Along the lines of fruits and flowers – I’m also growing some new hybrids.  This is P. “Temptation X Temptation.”  It’s a tetraploid – which means that it has been manipulated to have double the number of genes.  This tends to yield very vigorous plants.  I’m hoping that they prove cold-hardy here; we’re on the edge of their zone tolerance.

 

 

This delicate and beautiful white flower is from P. “Bill’s Delight” – which I got by mail-order, and was doing really well until it just turned brown in the stem and died from the base upward.  I don’t know what got to it.  I’ll probably get another one this fall, and try it again; the flower is really lovely. There are other white P. incarnata sports that are supposed to have more fruit (this one has more flowers, fewer fruits) and I’ll probably try one of those as well.

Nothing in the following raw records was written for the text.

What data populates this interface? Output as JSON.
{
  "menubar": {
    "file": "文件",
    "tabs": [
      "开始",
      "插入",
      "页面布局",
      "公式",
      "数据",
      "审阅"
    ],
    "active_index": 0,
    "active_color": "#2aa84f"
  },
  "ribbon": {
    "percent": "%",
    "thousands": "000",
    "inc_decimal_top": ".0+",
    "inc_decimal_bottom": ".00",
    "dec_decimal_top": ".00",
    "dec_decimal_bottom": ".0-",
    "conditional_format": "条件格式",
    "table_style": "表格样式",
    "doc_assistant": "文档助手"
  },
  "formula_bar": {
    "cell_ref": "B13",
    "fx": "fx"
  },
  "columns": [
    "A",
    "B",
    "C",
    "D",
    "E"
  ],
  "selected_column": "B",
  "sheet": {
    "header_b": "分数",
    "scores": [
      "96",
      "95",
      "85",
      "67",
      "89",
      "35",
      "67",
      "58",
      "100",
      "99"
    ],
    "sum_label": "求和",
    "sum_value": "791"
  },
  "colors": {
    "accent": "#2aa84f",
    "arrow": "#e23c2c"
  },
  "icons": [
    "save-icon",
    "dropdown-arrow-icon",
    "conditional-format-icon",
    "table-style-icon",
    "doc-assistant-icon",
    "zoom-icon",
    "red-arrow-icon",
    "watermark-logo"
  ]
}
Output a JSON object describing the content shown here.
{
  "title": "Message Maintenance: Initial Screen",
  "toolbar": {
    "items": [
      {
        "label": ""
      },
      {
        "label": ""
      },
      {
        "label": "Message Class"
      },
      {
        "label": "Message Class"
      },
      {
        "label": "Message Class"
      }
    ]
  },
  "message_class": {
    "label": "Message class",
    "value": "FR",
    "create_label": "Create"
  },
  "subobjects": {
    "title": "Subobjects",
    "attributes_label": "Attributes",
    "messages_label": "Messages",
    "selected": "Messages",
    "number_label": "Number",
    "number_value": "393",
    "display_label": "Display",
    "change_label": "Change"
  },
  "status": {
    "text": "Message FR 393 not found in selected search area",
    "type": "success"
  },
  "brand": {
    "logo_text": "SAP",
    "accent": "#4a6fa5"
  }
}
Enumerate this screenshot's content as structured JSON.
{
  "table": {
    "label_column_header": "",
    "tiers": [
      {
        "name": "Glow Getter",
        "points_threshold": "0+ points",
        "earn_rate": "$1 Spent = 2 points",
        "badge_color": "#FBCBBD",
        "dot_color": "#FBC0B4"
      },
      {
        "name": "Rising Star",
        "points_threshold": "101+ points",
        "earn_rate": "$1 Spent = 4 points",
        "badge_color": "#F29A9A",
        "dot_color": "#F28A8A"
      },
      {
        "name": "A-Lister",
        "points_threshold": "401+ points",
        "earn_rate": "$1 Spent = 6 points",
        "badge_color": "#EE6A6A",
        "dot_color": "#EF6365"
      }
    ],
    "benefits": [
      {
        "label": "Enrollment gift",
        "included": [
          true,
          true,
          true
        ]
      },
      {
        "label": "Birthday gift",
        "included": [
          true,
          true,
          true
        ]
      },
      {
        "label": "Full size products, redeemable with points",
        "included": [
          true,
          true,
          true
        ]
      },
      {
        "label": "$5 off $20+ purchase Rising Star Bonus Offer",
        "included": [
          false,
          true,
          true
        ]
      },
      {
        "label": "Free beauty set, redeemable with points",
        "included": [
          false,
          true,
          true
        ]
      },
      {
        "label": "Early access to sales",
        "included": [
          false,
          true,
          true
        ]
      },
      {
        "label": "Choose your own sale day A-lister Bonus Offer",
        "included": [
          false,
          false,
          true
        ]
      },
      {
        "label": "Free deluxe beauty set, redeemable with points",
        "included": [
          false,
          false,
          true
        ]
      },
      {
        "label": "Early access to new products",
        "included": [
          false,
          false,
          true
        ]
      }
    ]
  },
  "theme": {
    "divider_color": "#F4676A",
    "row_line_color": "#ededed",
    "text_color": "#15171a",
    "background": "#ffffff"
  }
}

Currently, in the yard I have: Passiflora incarnata, Passiflora “Incense,” Passiflora caerulea, Passiflora “Constance Elliott,” Passiflora belotii (=alatocaerulea), Passiflora lutea, Passiflora “Amethyst,” Passiflora “Bucky,” Passiflora “Temptation x Temptation,” Passiflora “Clear Sky,” and one hybrid that I’m not sure of the name, and I’m waiting for flowers to get help with an ID.

 

 

With passionflowers, we always get plenty of these – this is the chrysalis of a Gulf Fritillary, Agraulis vanillae.  Unfortunately, I have to use some organic insect spray against them to keep them from totally stripping the vines.  They can have any on the back of the fence, and I have the ones on the front of the fence.

 

 

Gulf Fritillary on the lantana.  This shot is from last fall, but we’ve had lots this summer as well.

 

 

This Giant Swallowtail, Papilio cresphontes, really loves the lantana.  It doesn’t sit still very well, though!  Every picture of it was blurred somewhere.

 

 

With all the rain, the basil is doing great, we’ve got lots of squash and tomatoes… but also lots of bermuda grass and weeds.  It’s just too hot to spend much time weeding.

 

3 replies
  1. glennis
    glennis says:

    thanks for the garden update and all the passion flower info. thats one thing i have never put in here. you make me want to add one. i used to enjoy one in the yard of a house i rented years ago. they grow very easily here.

  2. Lisa Wells
    Lisa Wells says:

    I loved growing up with passionfruit in Australia (in the Sydney area) and would love to grow one here in Plano, (just north of Dallas, TX) but really am more interested in getting the best fruit. What would you recommend? I prefer the purple colored fruit but have seen yellow ones as well. Is there any difference tastewise between the two? I would love something that won’t take over the yard and would consider growing in a large pot so that I could get the best sun as much of my yard is now shaded due to neighbors large trees on both sides of my property.Appreciate your input.

  3. Michael
    Michael says:

    Lisa, both of those (yellow-skin type and purple-skin type) are P. edulis cultivars – they will grow here during the warm months, but they won’t survive our winters. You can occasionally find them at local nurseries, but not often – you’d have better luck ordering from an online greenhouse supplier. The best fruit for here in Dallas is P. incarnata, the wild type – and you can find that at a number of online retailers, sometimes you’ll find it at nurseries, and you can find it on the hillsides around Dallas! I pick from several patches; you can visit the patch with a shovel, and get a bunch of little plant starts. They WILL spread… they runner like mint… so just be aware of that, and a pot would keep them contained but also may limit fruiting because the roots won’t have enough space to draw from.